This project aimed to create a series of models for the extraction of Named Entities (People, Locations, Organizations, Dates) from news headlines obtained online. We created two models: a traditional Natural Processing Language Model using Maximum Entropy, and a Deep Neural Network Model using pre-trained word embeddings. Accuracy results of both models show similar performance, but the requirements and limitations of both models are different and can help determine what type of model is best suited for specific use cases.

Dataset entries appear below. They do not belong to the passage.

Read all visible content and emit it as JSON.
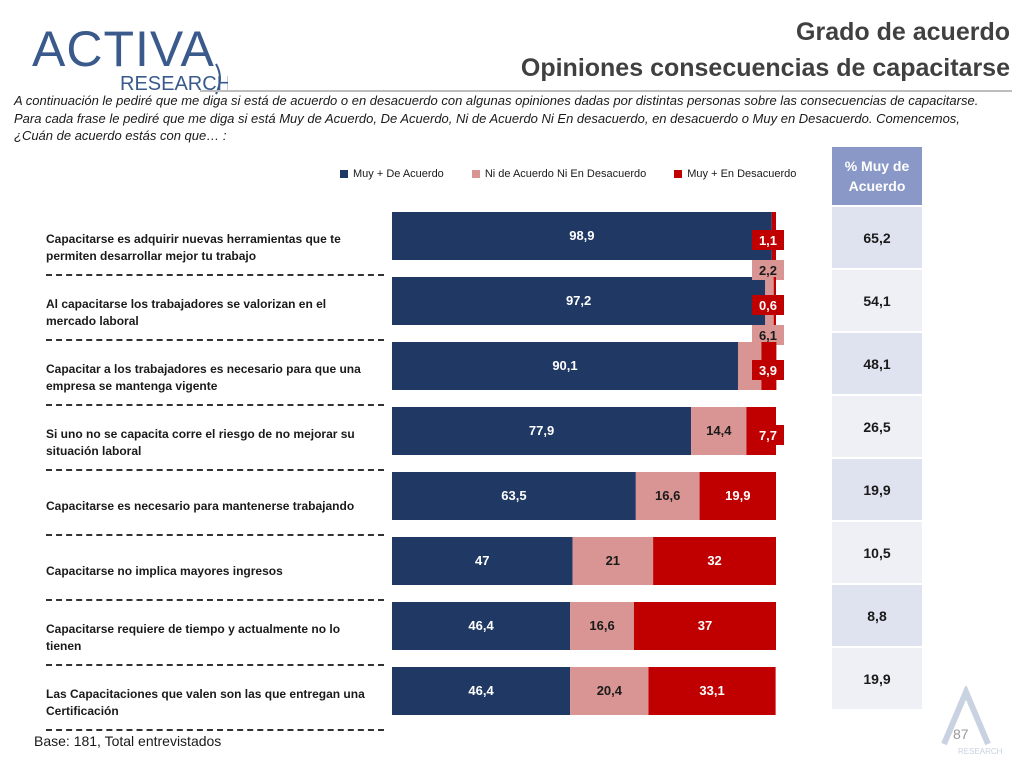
{
  "logo": {
    "brand": "ACTIVA",
    "sub": "RESEARCH"
  },
  "title": {
    "line1": "Grado de acuerdo",
    "line2": "Opiniones consecuencias de capacitarse"
  },
  "intro_text": "A continuación le pediré que me diga si está de acuerdo o en desacuerdo con algunas opiniones dadas por distintas personas sobre las consecuencias de capacitarse. Para cada frase le pediré que me diga si está Muy de Acuerdo, De Acuerdo, Ni de Acuerdo Ni En desacuerdo, en desacuerdo o Muy en Desacuerdo. Comencemos, ¿Cuán de acuerdo estás con que… :",
  "colors": {
    "agree": "#1f3864",
    "neutral": "#d99594",
    "disagree": "#c00000",
    "title": "#404040"
  },
  "chart_data": {
    "type": "bar",
    "orientation": "horizontal",
    "stacked": true,
    "categories": [
      "Capacitarse es adquirir nuevas herramientas que te permiten desarrollar mejor tu trabajo",
      "Al capacitarse los trabajadores se valorizan en el mercado laboral",
      "Capacitar a los trabajadores es necesario para que una empresa se mantenga vigente",
      "Si uno no se capacita corre el riesgo de no mejorar su situación laboral",
      "Capacitarse es necesario para mantenerse trabajando",
      "Capacitarse no implica mayores ingresos",
      "Capacitarse requiere de tiempo y actualmente no lo tienen",
      "Las Capacitaciones que valen son las que entregan una Certificación"
    ],
    "series": [
      {
        "name": "Muy + De Acuerdo",
        "color": "#1f3864",
        "labels": [
          "98,9",
          "97,2",
          "90,1",
          "77,9",
          "63,5",
          "47",
          "46,4",
          "46,4"
        ],
        "values": [
          98.9,
          97.2,
          90.1,
          77.9,
          63.5,
          47,
          46.4,
          46.4
        ]
      },
      {
        "name": "Ni de Acuerdo Ni En Desacuerdo",
        "color": "#d99594",
        "labels": [
          "",
          "2,2",
          "6,1",
          "14,4",
          "16,6",
          "21",
          "16,6",
          "20,4"
        ],
        "values": [
          0,
          2.2,
          6.1,
          14.4,
          16.6,
          21,
          16.6,
          20.4
        ]
      },
      {
        "name": "Muy + En Desacuerdo",
        "color": "#c00000",
        "labels": [
          "1,1",
          "0,6",
          "3,9",
          "7,7",
          "19,9",
          "32",
          "37",
          "33,1"
        ],
        "values": [
          1.1,
          0.6,
          3.9,
          7.7,
          19.9,
          32,
          37,
          33.1
        ]
      }
    ],
    "xlim": [
      0,
      100
    ],
    "legend": "top"
  },
  "pct_table": {
    "header": "% Muy de Acuerdo",
    "values": [
      "65,2",
      "54,1",
      "48,1",
      "26,5",
      "19,9",
      "10,5",
      "8,8",
      "19,9"
    ]
  },
  "base_note": "Base: 181, Total entrevistados",
  "page_number": "87"
}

This project was completed as part of the DS8008 Natural Language Processing Course at the Masters in Data Science Program at Ryerson University in Toronto, Ontario during the months of January through April 2018.
-
Subtask of Information Extraction that seeks to locate and classify named entities in text into pre-defined categories: persons, organizations, locations” Definition Source: Wikipedia - https://en.wikipedia.org/wiki/Named-entity_recognition
-
Extracts information out of unstructured data (news articles, emails, blog posts, scientific papers)
-
Similar to Part-of-Speech tagging: instead of looking for POS we are looking for entities
-
Not so similar to Part-of-Speech tagging: an entity can span multiple words (i.e.: Terry Fox, Rogers Communications, South Korea)
-
Research has shown that NER systems developed for a specific domain do not perform well against other domains.
-
Named Entities are open word class problem: Basic NER models rely on list of entities (gazetteer) to identify them, such list can be expensive to maintain.
-
Considerable effort is required in training NER for new domains.
-
State of art NER systems rely heavily on hand crafted features that works only on certain languages.
-
Our Goal: Develop machine learning models that predict named entities without any of the above. Compare models performance.